Using his lifetime’s experience in the music ‘industry’, Pop (a.k.a James Newell Osterberg, Jr.) talks about artistic ambitions, binary-code, and the relationship between money and art. At times rambling, at times hilarious, his talk is addressed largely to young musicians.
Obviously one of the main issues dealt with is filesharing, and while Pop reserves the right to call out people like Kim Dotcom for making money out of filesharing, his main message remains
“Personally I don’t worry too much about how much I get paid for any given thing, because I never expected much in the first place, and the whole industry has become bloated in its expectations. Look – Howlin Woolf would work for a sandwich.”

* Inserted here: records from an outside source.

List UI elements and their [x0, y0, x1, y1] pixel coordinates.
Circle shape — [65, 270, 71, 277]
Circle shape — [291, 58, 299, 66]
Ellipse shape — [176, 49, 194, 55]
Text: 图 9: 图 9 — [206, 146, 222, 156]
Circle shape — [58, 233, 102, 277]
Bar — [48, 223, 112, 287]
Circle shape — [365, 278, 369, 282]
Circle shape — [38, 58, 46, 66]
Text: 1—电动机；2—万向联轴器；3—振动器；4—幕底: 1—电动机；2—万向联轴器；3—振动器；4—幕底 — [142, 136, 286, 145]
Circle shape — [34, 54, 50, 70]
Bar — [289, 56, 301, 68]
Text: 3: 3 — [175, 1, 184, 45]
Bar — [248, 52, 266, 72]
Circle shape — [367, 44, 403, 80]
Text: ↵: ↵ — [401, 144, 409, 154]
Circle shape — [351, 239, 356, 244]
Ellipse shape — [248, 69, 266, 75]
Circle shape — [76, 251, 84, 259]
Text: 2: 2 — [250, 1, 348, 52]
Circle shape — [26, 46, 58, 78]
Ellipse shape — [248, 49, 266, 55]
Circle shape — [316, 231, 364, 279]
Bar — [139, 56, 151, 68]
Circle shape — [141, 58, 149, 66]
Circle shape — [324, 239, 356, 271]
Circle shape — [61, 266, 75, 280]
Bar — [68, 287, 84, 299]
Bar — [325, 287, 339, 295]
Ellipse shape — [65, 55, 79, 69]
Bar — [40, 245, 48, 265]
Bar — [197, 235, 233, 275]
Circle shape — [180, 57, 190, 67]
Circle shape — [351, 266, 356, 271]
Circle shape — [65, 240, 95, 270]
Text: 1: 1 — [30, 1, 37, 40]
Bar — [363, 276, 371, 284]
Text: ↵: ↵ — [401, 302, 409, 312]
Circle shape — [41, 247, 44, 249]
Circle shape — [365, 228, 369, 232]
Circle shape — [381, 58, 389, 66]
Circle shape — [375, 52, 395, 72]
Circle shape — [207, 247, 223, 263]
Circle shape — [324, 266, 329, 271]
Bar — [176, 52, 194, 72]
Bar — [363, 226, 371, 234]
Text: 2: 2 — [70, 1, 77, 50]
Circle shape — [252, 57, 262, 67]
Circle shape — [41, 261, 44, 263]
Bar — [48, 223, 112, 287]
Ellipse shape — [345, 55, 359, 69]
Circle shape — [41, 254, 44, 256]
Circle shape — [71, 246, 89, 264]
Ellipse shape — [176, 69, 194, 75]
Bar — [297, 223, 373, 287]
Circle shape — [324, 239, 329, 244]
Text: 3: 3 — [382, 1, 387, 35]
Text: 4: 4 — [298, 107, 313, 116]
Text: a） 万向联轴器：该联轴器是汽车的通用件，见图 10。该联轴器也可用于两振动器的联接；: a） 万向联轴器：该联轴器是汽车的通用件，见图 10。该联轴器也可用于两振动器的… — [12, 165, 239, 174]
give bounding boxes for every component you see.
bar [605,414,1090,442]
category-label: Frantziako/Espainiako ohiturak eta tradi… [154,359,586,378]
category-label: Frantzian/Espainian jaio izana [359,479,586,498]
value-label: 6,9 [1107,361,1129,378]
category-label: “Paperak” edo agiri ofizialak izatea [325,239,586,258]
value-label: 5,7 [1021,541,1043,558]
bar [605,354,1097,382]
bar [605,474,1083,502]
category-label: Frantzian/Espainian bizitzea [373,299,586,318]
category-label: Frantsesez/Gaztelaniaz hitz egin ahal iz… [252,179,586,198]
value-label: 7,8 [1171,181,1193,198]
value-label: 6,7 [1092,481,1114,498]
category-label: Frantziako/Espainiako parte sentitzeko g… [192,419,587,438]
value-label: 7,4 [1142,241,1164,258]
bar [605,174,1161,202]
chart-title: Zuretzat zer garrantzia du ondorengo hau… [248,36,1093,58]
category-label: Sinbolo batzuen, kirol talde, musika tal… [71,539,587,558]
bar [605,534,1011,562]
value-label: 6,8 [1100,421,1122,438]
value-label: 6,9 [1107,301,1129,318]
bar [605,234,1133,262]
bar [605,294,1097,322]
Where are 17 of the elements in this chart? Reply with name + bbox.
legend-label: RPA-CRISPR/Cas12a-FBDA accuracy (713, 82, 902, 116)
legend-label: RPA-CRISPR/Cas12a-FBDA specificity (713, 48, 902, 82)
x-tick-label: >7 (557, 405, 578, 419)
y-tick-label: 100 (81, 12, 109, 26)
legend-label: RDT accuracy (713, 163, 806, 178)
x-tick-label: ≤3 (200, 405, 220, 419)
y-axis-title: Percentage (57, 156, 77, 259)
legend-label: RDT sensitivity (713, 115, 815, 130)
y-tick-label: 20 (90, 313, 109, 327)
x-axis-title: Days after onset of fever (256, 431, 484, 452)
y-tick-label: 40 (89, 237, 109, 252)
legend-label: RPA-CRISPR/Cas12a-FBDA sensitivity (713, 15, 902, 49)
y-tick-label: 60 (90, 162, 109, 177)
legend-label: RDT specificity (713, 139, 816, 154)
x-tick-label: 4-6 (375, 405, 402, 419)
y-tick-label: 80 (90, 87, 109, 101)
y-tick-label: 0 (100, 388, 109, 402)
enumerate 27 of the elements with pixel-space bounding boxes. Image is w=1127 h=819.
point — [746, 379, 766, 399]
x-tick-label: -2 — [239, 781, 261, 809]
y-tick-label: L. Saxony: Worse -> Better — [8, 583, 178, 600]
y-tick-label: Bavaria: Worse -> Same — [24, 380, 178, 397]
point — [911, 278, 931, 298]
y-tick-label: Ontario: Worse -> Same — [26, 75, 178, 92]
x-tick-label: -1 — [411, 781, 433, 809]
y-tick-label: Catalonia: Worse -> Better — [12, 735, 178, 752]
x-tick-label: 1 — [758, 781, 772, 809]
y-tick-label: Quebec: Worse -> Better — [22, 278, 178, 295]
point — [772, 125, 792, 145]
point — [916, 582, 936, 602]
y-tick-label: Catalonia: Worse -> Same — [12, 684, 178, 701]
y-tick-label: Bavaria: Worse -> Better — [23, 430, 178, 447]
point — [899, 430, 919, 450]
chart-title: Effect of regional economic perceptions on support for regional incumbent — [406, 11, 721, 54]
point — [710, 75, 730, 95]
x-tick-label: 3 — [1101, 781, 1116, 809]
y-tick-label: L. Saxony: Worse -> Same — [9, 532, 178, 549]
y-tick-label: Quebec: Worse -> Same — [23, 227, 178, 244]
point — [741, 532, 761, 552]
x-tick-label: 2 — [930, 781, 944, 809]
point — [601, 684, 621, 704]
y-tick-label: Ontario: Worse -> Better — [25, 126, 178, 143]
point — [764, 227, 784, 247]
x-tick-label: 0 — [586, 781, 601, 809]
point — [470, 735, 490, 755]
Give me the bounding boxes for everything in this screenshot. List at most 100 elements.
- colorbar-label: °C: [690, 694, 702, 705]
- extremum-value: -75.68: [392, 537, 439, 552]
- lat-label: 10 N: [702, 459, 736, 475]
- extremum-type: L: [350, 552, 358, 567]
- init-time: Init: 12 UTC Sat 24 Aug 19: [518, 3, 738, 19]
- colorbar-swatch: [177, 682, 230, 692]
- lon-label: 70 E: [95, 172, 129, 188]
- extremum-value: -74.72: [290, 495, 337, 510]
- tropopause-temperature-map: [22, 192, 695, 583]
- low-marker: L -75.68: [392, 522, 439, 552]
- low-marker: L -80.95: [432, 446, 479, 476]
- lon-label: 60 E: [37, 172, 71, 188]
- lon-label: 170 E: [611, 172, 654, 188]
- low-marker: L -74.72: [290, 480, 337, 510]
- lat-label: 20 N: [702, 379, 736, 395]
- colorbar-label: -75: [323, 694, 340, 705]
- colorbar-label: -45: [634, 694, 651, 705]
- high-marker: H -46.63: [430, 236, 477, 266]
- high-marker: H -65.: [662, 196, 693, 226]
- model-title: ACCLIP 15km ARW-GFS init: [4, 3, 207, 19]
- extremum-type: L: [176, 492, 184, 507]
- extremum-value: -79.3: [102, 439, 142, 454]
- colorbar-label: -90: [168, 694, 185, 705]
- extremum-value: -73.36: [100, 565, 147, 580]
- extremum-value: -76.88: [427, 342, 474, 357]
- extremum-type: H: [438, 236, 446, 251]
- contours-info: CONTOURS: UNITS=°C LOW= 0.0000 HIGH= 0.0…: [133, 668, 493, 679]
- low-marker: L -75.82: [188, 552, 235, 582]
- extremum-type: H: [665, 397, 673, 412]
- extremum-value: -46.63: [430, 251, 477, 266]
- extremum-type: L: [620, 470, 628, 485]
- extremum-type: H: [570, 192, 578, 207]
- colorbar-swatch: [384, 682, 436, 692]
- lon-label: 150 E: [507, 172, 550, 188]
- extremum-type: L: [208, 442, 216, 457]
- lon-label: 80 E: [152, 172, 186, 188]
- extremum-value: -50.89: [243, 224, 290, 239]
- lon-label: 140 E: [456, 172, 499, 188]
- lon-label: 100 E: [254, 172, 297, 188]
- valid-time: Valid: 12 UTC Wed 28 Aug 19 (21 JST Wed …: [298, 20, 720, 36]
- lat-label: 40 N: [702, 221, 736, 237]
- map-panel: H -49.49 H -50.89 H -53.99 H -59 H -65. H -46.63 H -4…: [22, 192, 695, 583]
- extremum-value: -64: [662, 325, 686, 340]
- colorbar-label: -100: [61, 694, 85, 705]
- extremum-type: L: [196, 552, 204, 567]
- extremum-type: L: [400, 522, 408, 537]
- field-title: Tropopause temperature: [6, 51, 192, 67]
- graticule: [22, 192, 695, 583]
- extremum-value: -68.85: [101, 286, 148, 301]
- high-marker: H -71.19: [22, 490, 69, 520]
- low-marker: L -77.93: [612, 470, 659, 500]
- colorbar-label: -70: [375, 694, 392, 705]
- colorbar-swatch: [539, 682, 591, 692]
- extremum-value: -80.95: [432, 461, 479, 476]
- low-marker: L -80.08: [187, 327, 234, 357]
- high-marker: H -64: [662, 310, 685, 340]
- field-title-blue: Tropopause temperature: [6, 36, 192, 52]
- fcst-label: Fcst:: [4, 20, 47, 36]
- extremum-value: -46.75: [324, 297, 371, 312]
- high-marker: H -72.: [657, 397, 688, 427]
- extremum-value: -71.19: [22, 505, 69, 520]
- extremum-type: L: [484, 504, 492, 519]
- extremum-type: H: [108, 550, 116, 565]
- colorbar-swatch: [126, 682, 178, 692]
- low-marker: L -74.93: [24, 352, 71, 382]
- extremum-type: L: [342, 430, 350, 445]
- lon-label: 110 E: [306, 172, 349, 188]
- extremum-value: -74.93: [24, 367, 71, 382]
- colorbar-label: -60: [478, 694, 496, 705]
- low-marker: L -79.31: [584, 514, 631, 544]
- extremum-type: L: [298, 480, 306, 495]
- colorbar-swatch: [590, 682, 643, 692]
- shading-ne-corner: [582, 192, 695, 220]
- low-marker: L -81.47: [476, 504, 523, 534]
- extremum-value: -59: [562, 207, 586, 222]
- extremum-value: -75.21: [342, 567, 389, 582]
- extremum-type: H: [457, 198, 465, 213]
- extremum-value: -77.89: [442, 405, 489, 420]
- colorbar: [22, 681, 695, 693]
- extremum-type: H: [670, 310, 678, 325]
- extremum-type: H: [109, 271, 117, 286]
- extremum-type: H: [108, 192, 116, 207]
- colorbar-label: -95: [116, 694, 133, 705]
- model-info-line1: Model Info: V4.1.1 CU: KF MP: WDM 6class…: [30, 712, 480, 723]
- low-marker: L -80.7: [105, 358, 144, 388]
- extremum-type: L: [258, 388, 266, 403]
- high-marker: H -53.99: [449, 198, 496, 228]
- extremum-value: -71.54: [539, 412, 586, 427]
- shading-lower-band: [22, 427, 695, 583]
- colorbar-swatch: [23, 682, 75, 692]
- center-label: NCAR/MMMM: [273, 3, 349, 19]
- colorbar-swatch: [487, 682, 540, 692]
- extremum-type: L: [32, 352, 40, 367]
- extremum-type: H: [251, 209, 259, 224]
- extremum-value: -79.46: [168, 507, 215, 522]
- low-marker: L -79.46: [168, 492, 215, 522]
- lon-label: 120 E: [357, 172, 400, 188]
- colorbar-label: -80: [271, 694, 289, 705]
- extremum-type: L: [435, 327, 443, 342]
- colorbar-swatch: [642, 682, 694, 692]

There are plenty of tangents in the hour long lecture, including this fascinating snippte:
“It’s my own personal view, having lived through it, that in America the Beatles replaced our own assasinated President John F. Kennedy, who represented our hopes for a certain kind of society. The stones represented our own assasinated folk music, which our own leaders surpressed for cultural, racial and financial reasons. It wasn’t o.k for everyone, to be Kennedy or Muddy Waters, but those messages could be accepted if they came through white entertainers from the ‘parent’ culture. That’s why they’re still around.”